IOL Decision-Making and Implantation

For this patient, there is no keratometer or A-scan ultrasound available for IOL calculations. IOL power selection is made based on the patient age (see Table 25.3). These are suggested guidelines for bilateral cases when biometry is not available. If A-scan ultrasound were available, estimations could be made based on axial length (see Table 25.4). A target post-operative refraction of emmetropia is preferred as post-operative spectacle correction is not a reliable option. With this refractive target, the child is likely to become fairly myopic as they age, but treating amblyopia is of much greater concern in this setting. Young children have a limited window to stimulate their visual pathway, whereas progressive myopia can be corrected at any age. We implant IOLs whenever possible in the developing world. Reasons for not implanting IOLs include microphthalmia and corneal diameter less than 9 mm. Caution is used when implanting IOLs with corneal diameters less than 10 mm.

Table 25.3 IOL power selection based on age
Table 25.4 IOL power selection based on axial length

Hydroxypropyl methylcellulose is used as an inexpensive viscoelastic for filling the capsular bag. A foldable, single-piece acrylic IOL is selected for capsular bag placement. Aurolab in India provides these IOLs at a low cost. PMMA can be used as a less expensive option, but these lenses require larger wounds. They can also cause significant post-operative fibrinous uveitis, especially in very young children with strong immune systems. For this reason, we try to avoid PMMA lenses in children less than 5. The Aurolab foldable lens comes with a disposable injector that uses a syringe-like plunger to implant the IOL into the bag. Alternatively, the Monarch® injector system (Alcon, USA) has a reusable handpiece and cartridge that can provide a more controlled insertion with plunger that is guided by a screw mechanism. While this device is designed for Alcon IOLs, we have found it to be interchangeable with IOLs from other manufacturers.
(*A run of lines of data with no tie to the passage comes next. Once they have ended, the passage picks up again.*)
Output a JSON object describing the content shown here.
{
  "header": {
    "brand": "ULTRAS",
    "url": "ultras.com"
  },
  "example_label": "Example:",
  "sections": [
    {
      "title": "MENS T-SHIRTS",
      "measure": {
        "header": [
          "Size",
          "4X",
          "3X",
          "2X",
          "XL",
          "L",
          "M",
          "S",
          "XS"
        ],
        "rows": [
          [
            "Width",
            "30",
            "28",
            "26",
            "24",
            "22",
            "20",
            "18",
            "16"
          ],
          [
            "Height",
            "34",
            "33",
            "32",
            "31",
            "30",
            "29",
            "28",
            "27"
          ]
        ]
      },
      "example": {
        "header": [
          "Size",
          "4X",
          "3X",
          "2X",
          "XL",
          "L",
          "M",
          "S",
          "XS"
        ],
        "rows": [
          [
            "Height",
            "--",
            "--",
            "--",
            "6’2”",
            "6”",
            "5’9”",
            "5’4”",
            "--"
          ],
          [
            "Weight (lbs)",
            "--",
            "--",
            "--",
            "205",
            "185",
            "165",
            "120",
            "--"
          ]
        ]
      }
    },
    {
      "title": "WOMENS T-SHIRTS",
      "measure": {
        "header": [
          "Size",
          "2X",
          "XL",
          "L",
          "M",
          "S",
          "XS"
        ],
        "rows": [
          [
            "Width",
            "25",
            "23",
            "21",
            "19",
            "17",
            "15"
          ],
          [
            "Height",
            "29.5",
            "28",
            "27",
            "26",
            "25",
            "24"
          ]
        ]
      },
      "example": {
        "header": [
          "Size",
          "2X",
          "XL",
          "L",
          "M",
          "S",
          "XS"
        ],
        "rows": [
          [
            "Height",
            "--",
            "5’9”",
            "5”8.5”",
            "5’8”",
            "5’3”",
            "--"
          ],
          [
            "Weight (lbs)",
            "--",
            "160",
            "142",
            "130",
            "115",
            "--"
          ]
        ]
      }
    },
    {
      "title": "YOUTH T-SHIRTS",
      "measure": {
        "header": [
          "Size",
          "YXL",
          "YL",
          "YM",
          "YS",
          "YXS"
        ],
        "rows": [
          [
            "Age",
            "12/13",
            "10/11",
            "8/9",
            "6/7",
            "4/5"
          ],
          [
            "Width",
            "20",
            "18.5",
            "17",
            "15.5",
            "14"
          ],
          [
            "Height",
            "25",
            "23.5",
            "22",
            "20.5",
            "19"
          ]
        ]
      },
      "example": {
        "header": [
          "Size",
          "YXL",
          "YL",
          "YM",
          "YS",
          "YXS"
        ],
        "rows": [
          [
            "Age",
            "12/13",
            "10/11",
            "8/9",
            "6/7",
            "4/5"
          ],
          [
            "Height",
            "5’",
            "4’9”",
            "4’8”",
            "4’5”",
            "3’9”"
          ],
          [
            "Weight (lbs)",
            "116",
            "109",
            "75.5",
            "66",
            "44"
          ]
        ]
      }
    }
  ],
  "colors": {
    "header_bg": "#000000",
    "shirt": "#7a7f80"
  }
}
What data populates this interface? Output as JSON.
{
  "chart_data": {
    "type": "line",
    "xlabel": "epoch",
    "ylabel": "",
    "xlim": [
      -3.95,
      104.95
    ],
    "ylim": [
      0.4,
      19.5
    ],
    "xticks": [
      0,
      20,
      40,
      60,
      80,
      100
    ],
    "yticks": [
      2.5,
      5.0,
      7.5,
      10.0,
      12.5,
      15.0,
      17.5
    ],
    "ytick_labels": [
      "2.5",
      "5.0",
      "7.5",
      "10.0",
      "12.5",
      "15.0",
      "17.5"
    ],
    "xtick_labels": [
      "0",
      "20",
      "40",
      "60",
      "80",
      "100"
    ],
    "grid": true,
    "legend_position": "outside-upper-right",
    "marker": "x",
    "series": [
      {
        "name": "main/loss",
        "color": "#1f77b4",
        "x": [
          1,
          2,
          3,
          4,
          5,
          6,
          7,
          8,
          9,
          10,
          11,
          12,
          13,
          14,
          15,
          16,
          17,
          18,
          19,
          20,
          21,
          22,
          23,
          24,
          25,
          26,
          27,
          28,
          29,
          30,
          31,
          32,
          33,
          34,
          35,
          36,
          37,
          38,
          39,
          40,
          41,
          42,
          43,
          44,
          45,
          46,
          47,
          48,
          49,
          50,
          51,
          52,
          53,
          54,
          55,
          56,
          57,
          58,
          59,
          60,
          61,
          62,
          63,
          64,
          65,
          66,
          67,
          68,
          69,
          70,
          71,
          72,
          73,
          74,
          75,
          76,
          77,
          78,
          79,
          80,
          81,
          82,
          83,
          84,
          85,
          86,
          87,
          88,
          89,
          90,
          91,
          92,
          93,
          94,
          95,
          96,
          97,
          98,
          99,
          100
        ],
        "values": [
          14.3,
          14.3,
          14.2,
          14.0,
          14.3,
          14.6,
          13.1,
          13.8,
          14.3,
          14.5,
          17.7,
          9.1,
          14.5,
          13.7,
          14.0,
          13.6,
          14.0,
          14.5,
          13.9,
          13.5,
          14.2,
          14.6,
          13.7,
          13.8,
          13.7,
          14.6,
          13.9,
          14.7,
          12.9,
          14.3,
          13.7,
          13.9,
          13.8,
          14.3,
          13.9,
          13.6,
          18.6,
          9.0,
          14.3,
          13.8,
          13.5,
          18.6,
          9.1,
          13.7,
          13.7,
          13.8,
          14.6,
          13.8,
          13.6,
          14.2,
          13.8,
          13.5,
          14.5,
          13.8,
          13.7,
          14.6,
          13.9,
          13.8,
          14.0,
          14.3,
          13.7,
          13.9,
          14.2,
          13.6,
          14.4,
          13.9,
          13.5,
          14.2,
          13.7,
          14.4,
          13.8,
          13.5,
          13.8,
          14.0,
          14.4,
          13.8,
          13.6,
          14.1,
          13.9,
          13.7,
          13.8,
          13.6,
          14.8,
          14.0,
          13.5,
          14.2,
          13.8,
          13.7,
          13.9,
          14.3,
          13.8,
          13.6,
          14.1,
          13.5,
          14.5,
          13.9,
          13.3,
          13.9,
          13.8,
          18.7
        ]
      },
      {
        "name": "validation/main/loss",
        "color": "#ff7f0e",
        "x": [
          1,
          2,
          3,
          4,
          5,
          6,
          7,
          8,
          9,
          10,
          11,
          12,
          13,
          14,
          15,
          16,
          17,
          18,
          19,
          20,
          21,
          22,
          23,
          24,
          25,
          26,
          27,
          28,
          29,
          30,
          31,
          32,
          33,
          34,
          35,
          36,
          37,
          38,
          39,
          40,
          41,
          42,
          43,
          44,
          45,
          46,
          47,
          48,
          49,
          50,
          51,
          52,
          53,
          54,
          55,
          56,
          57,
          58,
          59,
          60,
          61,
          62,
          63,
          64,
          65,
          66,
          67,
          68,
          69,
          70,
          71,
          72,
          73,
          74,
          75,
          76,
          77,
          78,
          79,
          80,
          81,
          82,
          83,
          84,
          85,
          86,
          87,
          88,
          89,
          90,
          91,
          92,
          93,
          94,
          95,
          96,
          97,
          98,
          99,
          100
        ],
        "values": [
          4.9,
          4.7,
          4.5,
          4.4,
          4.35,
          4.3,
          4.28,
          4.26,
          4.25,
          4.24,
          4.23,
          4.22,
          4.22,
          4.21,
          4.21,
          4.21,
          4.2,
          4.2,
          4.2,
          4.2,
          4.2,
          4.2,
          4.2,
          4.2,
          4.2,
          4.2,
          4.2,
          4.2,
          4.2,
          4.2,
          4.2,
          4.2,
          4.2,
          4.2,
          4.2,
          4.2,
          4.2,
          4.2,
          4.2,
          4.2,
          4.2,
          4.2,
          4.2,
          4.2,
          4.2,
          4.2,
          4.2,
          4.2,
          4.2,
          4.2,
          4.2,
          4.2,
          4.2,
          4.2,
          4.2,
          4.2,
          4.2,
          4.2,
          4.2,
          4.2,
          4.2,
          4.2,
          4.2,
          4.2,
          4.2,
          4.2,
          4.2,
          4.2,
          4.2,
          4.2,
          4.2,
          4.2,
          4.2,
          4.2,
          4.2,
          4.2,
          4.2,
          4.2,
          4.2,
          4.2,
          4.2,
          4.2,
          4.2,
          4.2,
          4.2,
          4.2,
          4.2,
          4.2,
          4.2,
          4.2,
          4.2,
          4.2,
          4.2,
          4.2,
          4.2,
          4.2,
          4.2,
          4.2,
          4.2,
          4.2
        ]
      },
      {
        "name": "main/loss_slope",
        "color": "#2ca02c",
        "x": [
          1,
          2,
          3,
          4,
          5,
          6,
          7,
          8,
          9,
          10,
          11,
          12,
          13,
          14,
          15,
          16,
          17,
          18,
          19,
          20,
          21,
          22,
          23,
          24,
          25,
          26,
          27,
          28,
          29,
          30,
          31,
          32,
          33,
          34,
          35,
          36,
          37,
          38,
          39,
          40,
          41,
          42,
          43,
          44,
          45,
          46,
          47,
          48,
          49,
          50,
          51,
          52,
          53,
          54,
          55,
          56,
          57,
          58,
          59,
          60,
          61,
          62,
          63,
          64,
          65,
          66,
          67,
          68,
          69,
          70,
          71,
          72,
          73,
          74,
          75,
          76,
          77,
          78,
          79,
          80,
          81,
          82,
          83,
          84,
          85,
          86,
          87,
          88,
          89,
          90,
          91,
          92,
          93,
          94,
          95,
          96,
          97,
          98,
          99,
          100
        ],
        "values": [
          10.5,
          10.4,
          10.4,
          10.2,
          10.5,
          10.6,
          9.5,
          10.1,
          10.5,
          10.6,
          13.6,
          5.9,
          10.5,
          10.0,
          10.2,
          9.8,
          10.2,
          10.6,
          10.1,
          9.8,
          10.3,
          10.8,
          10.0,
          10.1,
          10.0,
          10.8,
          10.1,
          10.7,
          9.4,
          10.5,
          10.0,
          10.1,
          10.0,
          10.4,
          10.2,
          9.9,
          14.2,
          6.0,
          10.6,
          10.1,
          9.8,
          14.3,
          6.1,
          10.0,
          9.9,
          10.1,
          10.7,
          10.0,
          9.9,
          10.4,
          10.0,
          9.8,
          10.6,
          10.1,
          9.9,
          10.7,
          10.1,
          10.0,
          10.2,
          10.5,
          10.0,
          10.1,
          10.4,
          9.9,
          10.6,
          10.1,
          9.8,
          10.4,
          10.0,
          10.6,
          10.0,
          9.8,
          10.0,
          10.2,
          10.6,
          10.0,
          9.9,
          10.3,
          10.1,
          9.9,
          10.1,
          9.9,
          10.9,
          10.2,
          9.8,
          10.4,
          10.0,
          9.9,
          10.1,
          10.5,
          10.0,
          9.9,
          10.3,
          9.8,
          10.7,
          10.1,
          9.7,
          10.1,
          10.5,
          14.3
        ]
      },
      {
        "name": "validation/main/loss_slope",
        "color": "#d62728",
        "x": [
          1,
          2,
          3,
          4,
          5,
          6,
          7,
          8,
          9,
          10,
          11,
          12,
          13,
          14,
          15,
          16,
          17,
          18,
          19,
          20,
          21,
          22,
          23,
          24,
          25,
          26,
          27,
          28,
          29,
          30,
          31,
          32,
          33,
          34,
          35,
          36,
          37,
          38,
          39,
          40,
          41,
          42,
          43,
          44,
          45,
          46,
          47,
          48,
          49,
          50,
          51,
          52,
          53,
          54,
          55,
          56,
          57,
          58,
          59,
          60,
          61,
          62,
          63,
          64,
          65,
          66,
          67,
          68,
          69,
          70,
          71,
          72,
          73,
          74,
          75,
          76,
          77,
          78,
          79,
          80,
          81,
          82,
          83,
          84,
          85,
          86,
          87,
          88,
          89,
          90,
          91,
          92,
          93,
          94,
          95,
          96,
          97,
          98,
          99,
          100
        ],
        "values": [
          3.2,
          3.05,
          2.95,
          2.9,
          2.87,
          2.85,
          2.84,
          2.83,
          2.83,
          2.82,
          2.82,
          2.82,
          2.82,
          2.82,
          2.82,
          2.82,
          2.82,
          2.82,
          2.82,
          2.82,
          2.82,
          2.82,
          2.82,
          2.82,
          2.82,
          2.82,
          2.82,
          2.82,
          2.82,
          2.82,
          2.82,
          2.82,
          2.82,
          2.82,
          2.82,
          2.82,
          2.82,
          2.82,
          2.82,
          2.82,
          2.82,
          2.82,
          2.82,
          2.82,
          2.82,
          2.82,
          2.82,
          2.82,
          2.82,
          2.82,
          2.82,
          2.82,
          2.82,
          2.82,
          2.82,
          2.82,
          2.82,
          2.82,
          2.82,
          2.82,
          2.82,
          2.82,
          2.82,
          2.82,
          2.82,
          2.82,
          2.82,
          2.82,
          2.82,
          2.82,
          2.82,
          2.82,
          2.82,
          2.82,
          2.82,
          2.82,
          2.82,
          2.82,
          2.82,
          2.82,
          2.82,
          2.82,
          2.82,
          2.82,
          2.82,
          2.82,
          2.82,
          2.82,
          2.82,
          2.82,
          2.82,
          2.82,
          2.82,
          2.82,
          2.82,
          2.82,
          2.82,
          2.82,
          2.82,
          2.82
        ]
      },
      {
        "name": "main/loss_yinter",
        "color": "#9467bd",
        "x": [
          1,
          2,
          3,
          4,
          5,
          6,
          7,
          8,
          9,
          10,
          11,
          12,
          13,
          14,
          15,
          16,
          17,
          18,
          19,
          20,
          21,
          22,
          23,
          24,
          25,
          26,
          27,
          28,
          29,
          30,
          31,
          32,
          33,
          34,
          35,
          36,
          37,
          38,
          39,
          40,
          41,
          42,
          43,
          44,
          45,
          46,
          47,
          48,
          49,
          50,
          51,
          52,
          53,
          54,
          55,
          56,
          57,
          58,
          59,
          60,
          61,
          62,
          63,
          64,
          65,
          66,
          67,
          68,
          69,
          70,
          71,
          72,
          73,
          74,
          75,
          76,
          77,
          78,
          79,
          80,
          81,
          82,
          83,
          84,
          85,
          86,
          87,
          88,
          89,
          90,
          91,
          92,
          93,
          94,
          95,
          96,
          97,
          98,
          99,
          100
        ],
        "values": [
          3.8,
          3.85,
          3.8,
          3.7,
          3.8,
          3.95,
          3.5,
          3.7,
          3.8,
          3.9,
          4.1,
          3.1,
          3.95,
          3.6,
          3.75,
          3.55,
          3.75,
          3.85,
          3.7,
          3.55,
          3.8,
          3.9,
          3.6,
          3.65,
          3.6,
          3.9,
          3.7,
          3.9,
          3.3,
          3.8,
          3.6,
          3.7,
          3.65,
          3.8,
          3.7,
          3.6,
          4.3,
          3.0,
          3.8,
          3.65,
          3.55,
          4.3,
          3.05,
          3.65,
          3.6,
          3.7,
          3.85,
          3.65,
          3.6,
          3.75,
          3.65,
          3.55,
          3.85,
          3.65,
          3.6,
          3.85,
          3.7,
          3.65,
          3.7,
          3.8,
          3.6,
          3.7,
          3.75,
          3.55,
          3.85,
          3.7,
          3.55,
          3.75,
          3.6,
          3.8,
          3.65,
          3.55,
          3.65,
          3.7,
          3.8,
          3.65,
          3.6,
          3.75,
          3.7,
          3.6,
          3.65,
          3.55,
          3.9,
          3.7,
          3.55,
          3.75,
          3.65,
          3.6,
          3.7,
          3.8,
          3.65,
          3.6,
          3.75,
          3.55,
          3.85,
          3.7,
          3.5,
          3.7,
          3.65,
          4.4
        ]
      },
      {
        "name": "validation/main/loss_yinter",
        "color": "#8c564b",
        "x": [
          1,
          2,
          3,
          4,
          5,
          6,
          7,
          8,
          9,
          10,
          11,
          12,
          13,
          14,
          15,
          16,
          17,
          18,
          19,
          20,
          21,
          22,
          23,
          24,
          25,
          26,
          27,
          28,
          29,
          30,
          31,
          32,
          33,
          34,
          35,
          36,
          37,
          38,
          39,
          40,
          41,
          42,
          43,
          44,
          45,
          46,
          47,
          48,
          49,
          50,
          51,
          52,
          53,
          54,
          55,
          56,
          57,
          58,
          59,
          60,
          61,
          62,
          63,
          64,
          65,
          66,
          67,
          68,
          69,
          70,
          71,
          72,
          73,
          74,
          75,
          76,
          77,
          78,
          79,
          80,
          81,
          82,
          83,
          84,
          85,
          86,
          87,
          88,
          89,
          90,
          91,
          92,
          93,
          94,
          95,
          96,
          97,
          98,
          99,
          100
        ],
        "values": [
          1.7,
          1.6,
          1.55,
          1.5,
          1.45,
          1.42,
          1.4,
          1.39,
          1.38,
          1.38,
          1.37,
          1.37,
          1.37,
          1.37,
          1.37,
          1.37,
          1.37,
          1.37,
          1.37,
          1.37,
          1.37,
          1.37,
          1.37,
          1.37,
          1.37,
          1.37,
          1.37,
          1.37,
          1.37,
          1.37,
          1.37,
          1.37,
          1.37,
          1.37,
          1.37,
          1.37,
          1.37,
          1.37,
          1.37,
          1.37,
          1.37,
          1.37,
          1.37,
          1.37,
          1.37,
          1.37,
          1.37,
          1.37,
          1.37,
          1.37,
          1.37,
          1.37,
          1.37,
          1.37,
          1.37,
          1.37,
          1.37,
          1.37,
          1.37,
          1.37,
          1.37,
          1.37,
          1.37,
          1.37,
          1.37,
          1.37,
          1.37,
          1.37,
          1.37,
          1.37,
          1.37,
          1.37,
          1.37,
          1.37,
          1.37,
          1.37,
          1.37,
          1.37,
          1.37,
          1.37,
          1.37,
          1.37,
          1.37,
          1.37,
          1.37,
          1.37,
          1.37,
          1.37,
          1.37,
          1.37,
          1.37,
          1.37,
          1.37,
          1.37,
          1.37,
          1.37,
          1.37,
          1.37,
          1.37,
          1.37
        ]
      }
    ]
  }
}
Posterior Capsulotomy and Anterior Vitrectomy

A pars plana posterior capsulotomy and anterior vitrectomy are performed after the IOL is inserted into the bag. Alternatively, this could be performed anteriorly through the limbal incision by lifting up and going under the IOL with the vitrector probe. Pars plana has the advantages of less IOL disruption in smaller eyes and less vitreoretinal traction. As follow-up care and availability of a YAG laser are uncertain, primary posterior capsulotomy is performed in all children less than 10 years old.

Wound Closure and Intraoperative Medication

The scleral incision and pars plana sclerotomy are closed with a single cross-stitch 9-0 nylon. The limbal incisions are hydrated. An anterior chamber air bubble can provide additional temporary tamponade to the limbal incisions. Given concerns for sanitation in the developing world, intracameral antibiotic (cefuroxime) is used. The superior conjunctiva incision site is hydrated with triamcinolone, which allows it to cover the scleral sutures. The triamcinolone stays deposited on the ocular surface longer compared to dexamethasone. This can be beneficial if compliance with post-operative eye drops is a concern.

Post-operative Care

The child stays overnight in the hospital ward. After patch removal the following day, atropine 1% drops and a combination of chloramphenicol 0.5% + dexamethasone 0.1% drops are started. On post-operative day 2, the child is refracted. By post-operative day 3, the child has received spectacles and is discharged home after the eye is cleared of any evidence of endophthalmitis. The child is counseled by the childhood blindness counselor with emphasis on the need to return for future post-operative examinations.